What it does best is let others see in because it's used to treating its users this way.
Anthropic believes rules can constrain users; OpenAI believes embedding its own people is more effective than any terms. The former is idealistic compliance logic, the latter is realistic influence logic. The Pentagon chose the latter because it's more familiar and controllable to them.
What Transpired in the Hours in Between?
Fast forward to the early morning of February 28 Beijing time, 5:01 p.m. on February 27 Eastern Time.
The deadline for Anthropic has arrived. Dario did not compromise.
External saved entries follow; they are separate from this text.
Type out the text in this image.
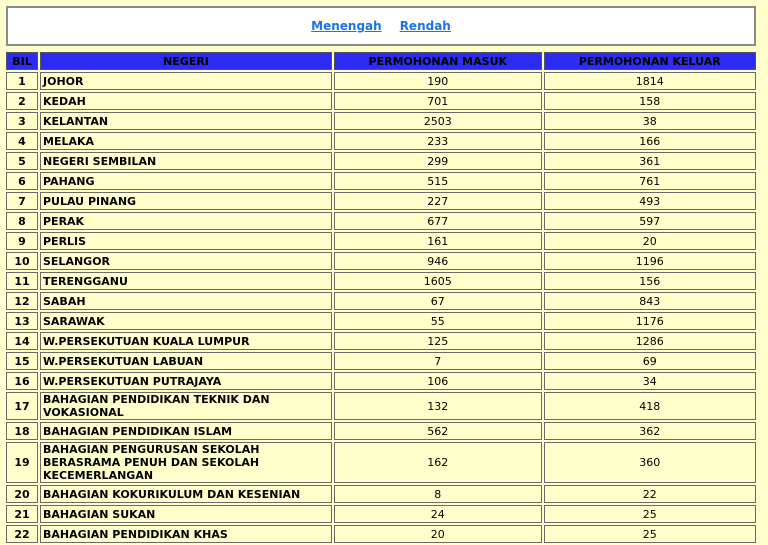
Menengah Rendah
BIL	NEGERI	PERMOHONAN MASUK	PERMOHONAN KELUAR
1	JOHOR	190	1814
2	KEDAH	701	158
3	KELANTAN	2503	38
4	MELAKA	233	166
5	NEGERI SEMBILAN	299	361
6	PAHANG	515	761
7	PULAU PINANG	227	493
8	PERAK	677	597
9	PERLIS	161	20
10	SELANGOR	946	1196
11	TERENGGANU	1605	156
12	SABAH	67	843
13	SARAWAK	55	1176
14	W.PERSEKUTUAN KUALA LUMPUR	125	1286
15	W.PERSEKUTUAN LABUAN	7	69
16	W.PERSEKUTUAN PUTRAJAYA	106	34
17	BAHAGIAN PENDIDIKAN TEKNIK DAN VOKASIONAL	132	418
18	BAHAGIAN PENDIDIKAN ISLAM	562	362
19	BAHAGIAN PENGURUSAN SEKOLAH BERASRAMA PENUH DAN SEKOLAH KECEMERLANGAN	162	360
20	BAHAGIAN KOKURIKULUM DAN KESENIAN	8	22
21	BAHAGIAN SUKAN	24	25
22	BAHAGIAN PENDIDIKAN KHAS	20	25
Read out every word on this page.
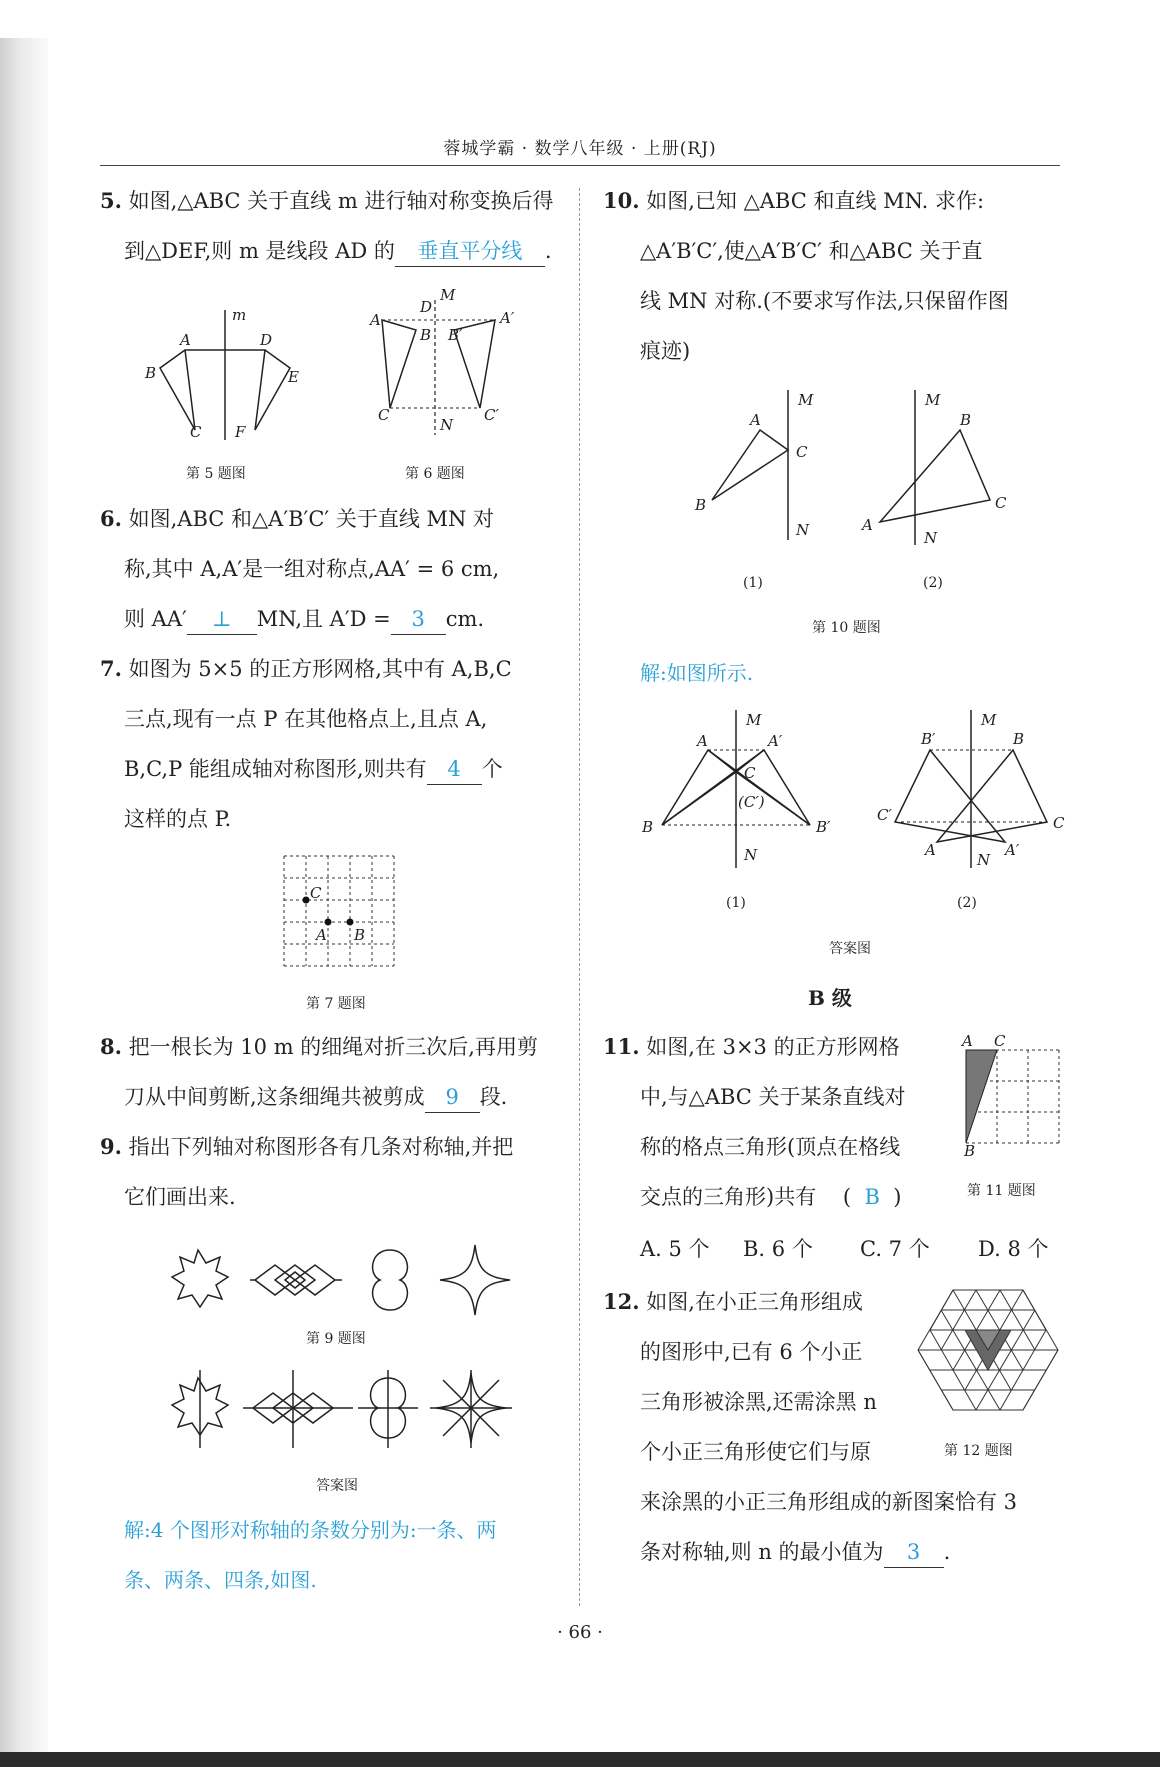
蓉城学霸 · 数学八年级 · 上册(RJ)
5. 如图,△ABC 关于直线 m 进行轴对称变换后得
到△DEF,则 m 是线段 AD 的 垂直平分线 .
m
A
B
C
D
E
F
第 5 题图
D
M
A
B B′
A′
C
N
C′
第 6 题图
6. 如图,ABC 和△A′B′C′ 关于直线 MN 对
称,其中 A,A′是一组对称点,AA′ = 6 cm,
则 AA′ ⊥ MN,且 A′D = 3 cm.
7. 如图为 5×5 的正方形网格,其中有 A,B,C
三点,现有一点 P 在其他格点上,且点 A,
B,C,P 能组成轴对称图形,则共有 4 个
这样的点 P.
C
A B
第 7 题图
8. 把一根长为 10 m 的细绳对折三次后,再用剪
刀从中间剪断,这条细绳共被剪成 9 段.
9. 指出下列轴对称图形各有几条对称轴,并把
它们画出来.
第 9 题图
答案图
解:4 个图形对称轴的条数分别为:一条、两
条、两条、四条,如图.
10. 如图,已知 △ABC 和直线 MN. 求作:
△A′B′C′,使△A′B′C′ 和△ABC 关于直
线 MN 对称.(不要求写作法,只保留作图
痕迹)
M
A
C
B
N
M
B
C
A
N
(1)	(2)
第 10 题图
解:如图所示.
M
A	A′
C
(C′)
B	B′
N
M
B′	B
C′	C
A	A′
N
(1)	(2)
答案图
B 级
11. 如图,在 3×3 的正方形网格
中,与△ABC 关于某条直线对
称的格点三角形(顶点在格线
交点的三角形)共有 ( B )
A C
B
第 11 题图
A. 5 个 B. 6 个 C. 7 个 D. 8 个
12. 如图,在小正三角形组成
的图形中,已有 6 个小正
三角形被涂黑,还需涂黑 n
个小正三角形使它们与原
来涂黑的小正三角形组成的新图案恰有 3
条对称轴,则 n 的最小值为 3 .
第 12 题图
· 66 ·
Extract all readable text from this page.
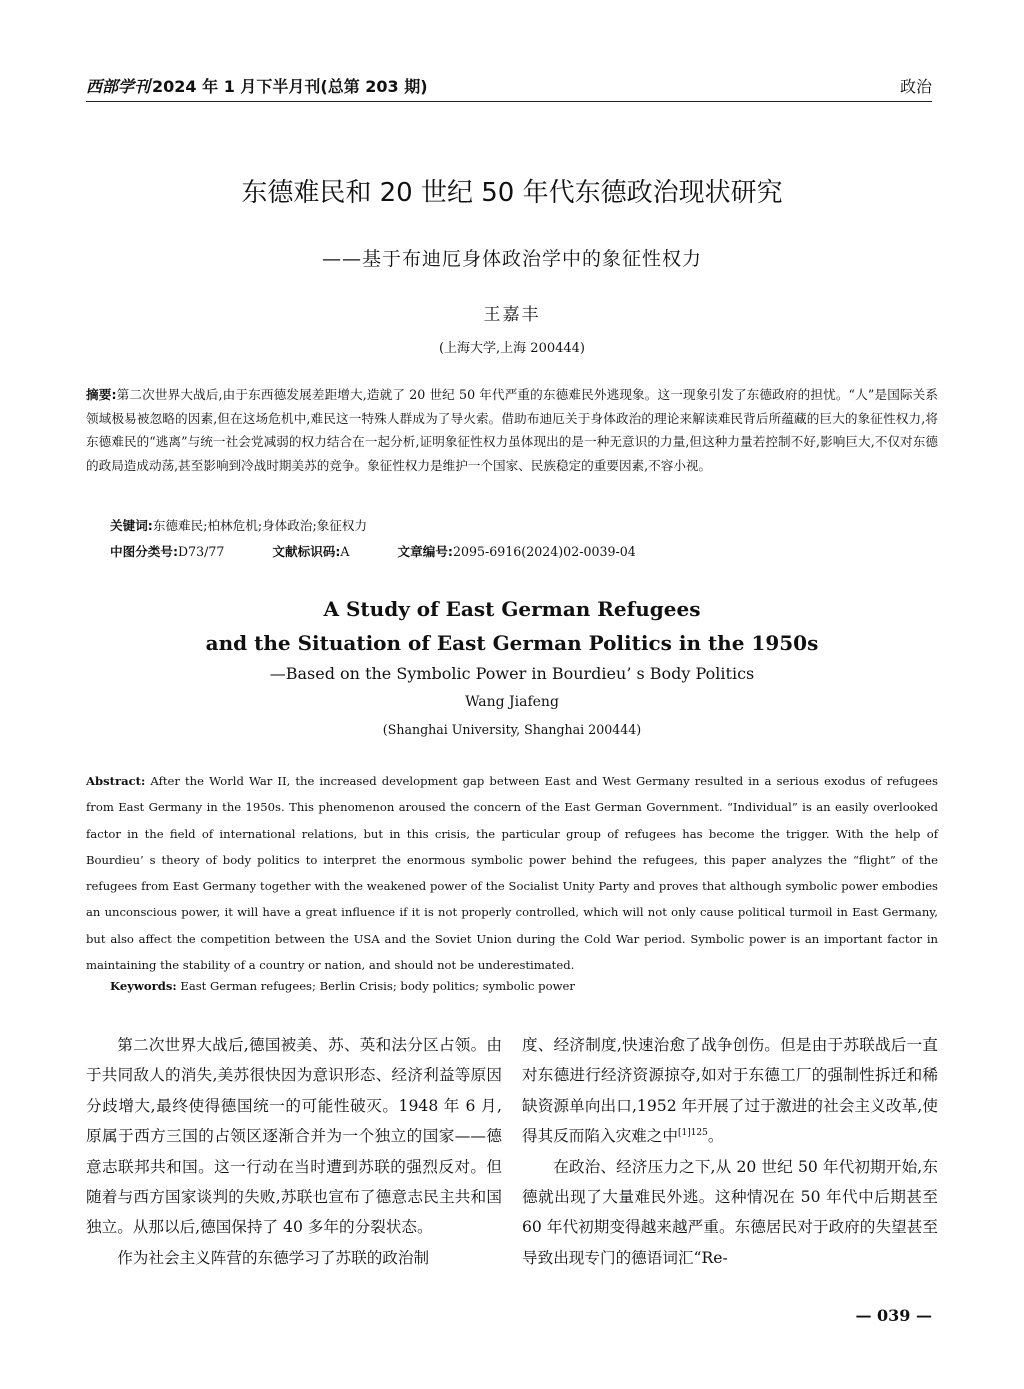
西部学刊 2024 年 1 月下半月刊(总第 203 期)	政治
东德难民和 20 世纪 50 年代东德政治现状研究
——基于布迪厄身体政治学中的象征性权力
王嘉丰
(上海大学,上海 200444)
摘要:第二次世界大战后,由于东西德发展差距增大,造就了 20 世纪 50 年代严重的东德难民外逃现象。这一现象引发了东德政府的担忧。“人”是国际关系领域极易被忽略的因素,但在这场危机中,难民这一特殊人群成为了导火索。借助布迪厄关于身体政治的理论来解读难民背后所蕴藏的巨大的象征性权力,将东德难民的“逃离”与统一社会党减弱的权力结合在一起分析,证明象征性权力虽体现出的是一种无意识的力量,但这种力量若控制不好,影响巨大,不仅对东德的政局造成动荡,甚至影响到冷战时期美苏的竞争。象征性权力是维护一个国家、民族稳定的重要因素,不容小视。
关键词:东德难民;柏林危机;身体政治;象征权力
中图分类号:D73/77	文献标识码:A	文章编号:2095-6916(2024)02-0039-04
A Study of East German Refugees
and the Situation of East German Politics in the 1950s
—Based on the Symbolic Power in Bourdieu’ s Body Politics
Wang Jiafeng
(Shanghai University, Shanghai 200444)
Abstract: After the World War II, the increased development gap between East and West Germany resulted in a serious exodus of refugees from East Germany in the 1950s. This phenomenon aroused the concern of the East German Government. “Individual” is an easily overlooked factor in the field of international relations, but in this crisis, the particular group of refugees has become the trigger. With the help of Bourdieu’ s theory of body politics to interpret the enormous symbolic power behind the refugees, this paper analyzes the “flight” of the refugees from East Germany together with the weakened power of the Socialist Unity Party and proves that although symbolic power embodies an unconscious power, it will have a great influence if it is not properly controlled, which will not only cause political turmoil in East Germany, but also affect the competition between the USA and the Soviet Union during the Cold War period. Symbolic power is an important factor in maintaining the stability of a country or nation, and should not be underestimated.
Keywords: East German refugees; Berlin Crisis; body politics; symbolic power

第二次世界大战后,德国被美、苏、英和法分区占领。由于共同敌人的消失,美苏很快因为意识形态、经济利益等原因分歧增大,最终使得德国统一的可能性破灭。1948 年 6 月,原属于西方三国的占领区逐渐合并为一个独立的国家——德意志联邦共和国。这一行动在当时遭到苏联的强烈反对。但随着与西方国家谈判的失败,苏联也宣布了德意志民主共和国独立。从那以后,德国保持了 40 多年的分裂状态。

作为社会主义阵营的东德学习了苏联的政治制

度、经济制度,快速治愈了战争创伤。但是由于苏联战后一直对东德进行经济资源掠夺,如对于东德工厂的强制性拆迁和稀缺资源单向出口,1952 年开展了过于激进的社会主义改革,使得其反而陷入灾难之中$^{[1]125}$。

在政治、经济压力之下,从 20 世纪 50 年代初期开始,东德就出现了大量难民外逃。这种情况在 50 年代中后期甚至 60 年代初期变得越来越严重。东德居民对于政府的失望甚至导致出现专门的德语词汇“Re-

— 039 —
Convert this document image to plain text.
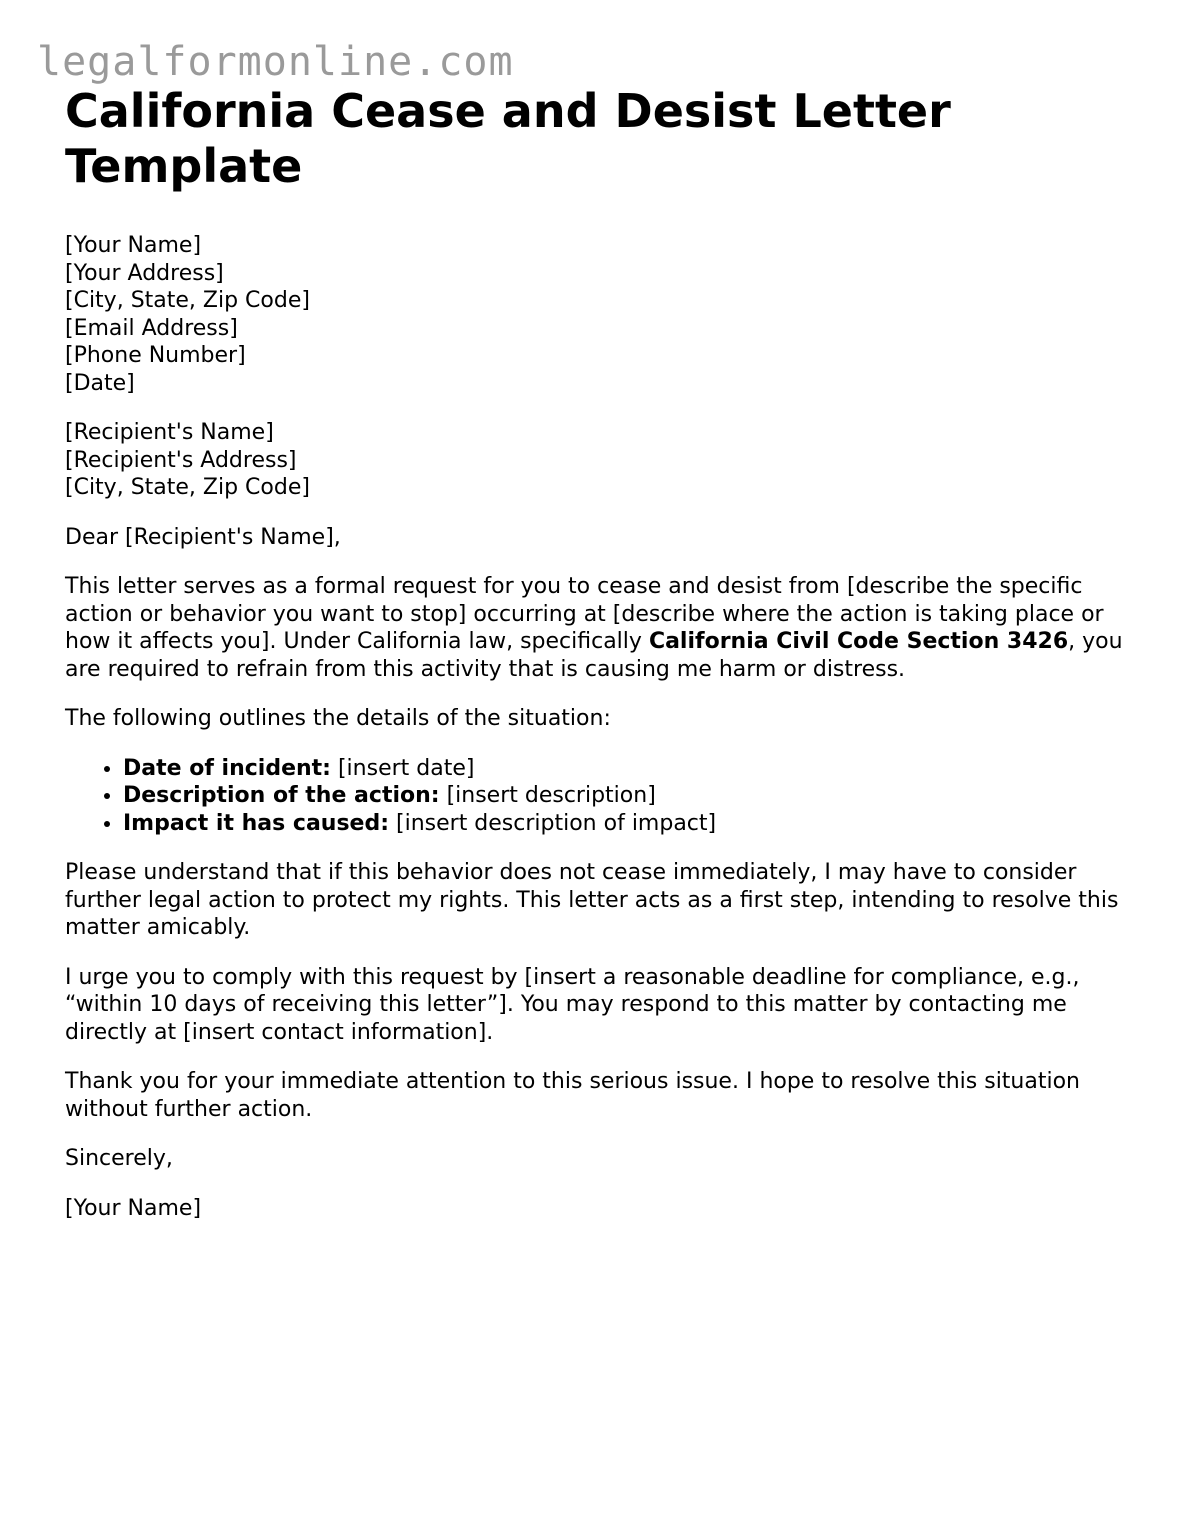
legalformonline.com
California Cease and Desist Letter Template
[Your Name]
[Your Address]
[City, State, Zip Code]
[Email Address]
[Phone Number]
[Date]
[Recipient's Name]
[Recipient's Address]
[City, State, Zip Code]

Dear [Recipient's Name],

This letter serves as a formal request for you to cease and desist from [describe the specific action or behavior you want to stop] occurring at [describe where the action is taking place or how it affects you]. Under California law, specifically California Civil Code Section 3426, you are required to refrain from this activity that is causing me harm or distress.

The following outlines the details of the situation:

• Date of incident: [insert date]
• Description of the action: [insert description]
• Impact it has caused: [insert description of impact]

Please understand that if this behavior does not cease immediately, I may have to consider further legal action to protect my rights. This letter acts as a first step, intending to resolve this matter amicably.

I urge you to comply with this request by [insert a reasonable deadline for compliance, e.g., “within 10 days of receiving this letter”]. You may respond to this matter by contacting me directly at [insert contact information].

Thank you for your immediate attention to this serious issue. I hope to resolve this situation without further action.

Sincerely,

[Your Name]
Trump announced a ban on Truth Social, Hegseth categorized Anthropic as a "supply chain risk" on X, and Anthropic declared it would respond through legal means.
A notable statement in Hegseth's declaration was: "Anthropic's position is fundamentally incompatible with American principles." Then, in the same statement, he mentioned that Anthropic could continue to provide services to the Pentagon "for no more than six months to ensure a smooth transition." In other words, they just qualified a company as a national security risk but are still using that company's products. This logical contradiction has not been directly addressed by anyone.

Hours later, Altman posted that tweet.
Reflecting on his earlier remarks at the all-hands meeting that day: he expressed his hope that OpenAI could "help cool the situation" and find a solution that could "set a framework for the entire industry." This was not the tone of someone waiting passively.
This is not the first time Silicon Valley has seen this kind of maneuver.
In 2023, OpenAI's nonprofit board dismissed Altman for being "less than candid," citing his overly rapid pace and communication issues. Five days later, Altman returned with a collective support letter from employees, leading to the dissolution of the board. He then spearheaded the company's transition from a nonprofit structure to a for-profit entity, incorporating the former nonprofit mission into a new legal framework.
This time, it was termed "finding a common framework."
What did Dario lose?
Jerry McGinn, Director of the Center for Government Contracting at the U.S. Strategic Institute, provided a sober assessment of the situation: "This is excellent PR for Anthropic, and they don't even need that $200 million."
Financially, this assessment is accurate. In 2025, Anthropic generated $14 billion in annual revenue with a valuation of $380 billion, and the largest shareholder, Amazon, is unlikely to reconsider its investment logic due to a mere government ban. Legal action could bring a turning point. The IPO valuation is unlikely to suffer significant damage; the narrative of "resisting government pressure, upholding security principles" probably cannot be achieved with any PR budget.
But there was one thing: Dario lost.
The practical use standard of AI in the military domain will be set internally at the Pentagon by OpenAI, not Anthropic. That embedded safety stack within classified networks, those OpenAI researchers holding security clearances, that monitoring system tracking AI behavior in real time. They will, over the next few years, grow into de facto industry norms.
Anthropic held its ground on principle, but lost its seat at the rule-making table.
And the one who took that seat was the same person who, in less than twelve hours, went from "support" to "sign."
The most ironic part: the company that took AI safety most seriously was kicked out of the place that needed AI safety the most.
The company that took its place had just rolled out a mechanism two weeks ago to feed user conversations into the ad system, experienced a third-party data breach three months ago, and earlier quietly disclosed a system for scanning conversations that could report users to law enforcement.
In Silicon Valley, Altman's less-than-twelve-hour move has a name. It's not called betrayal; it's called timing.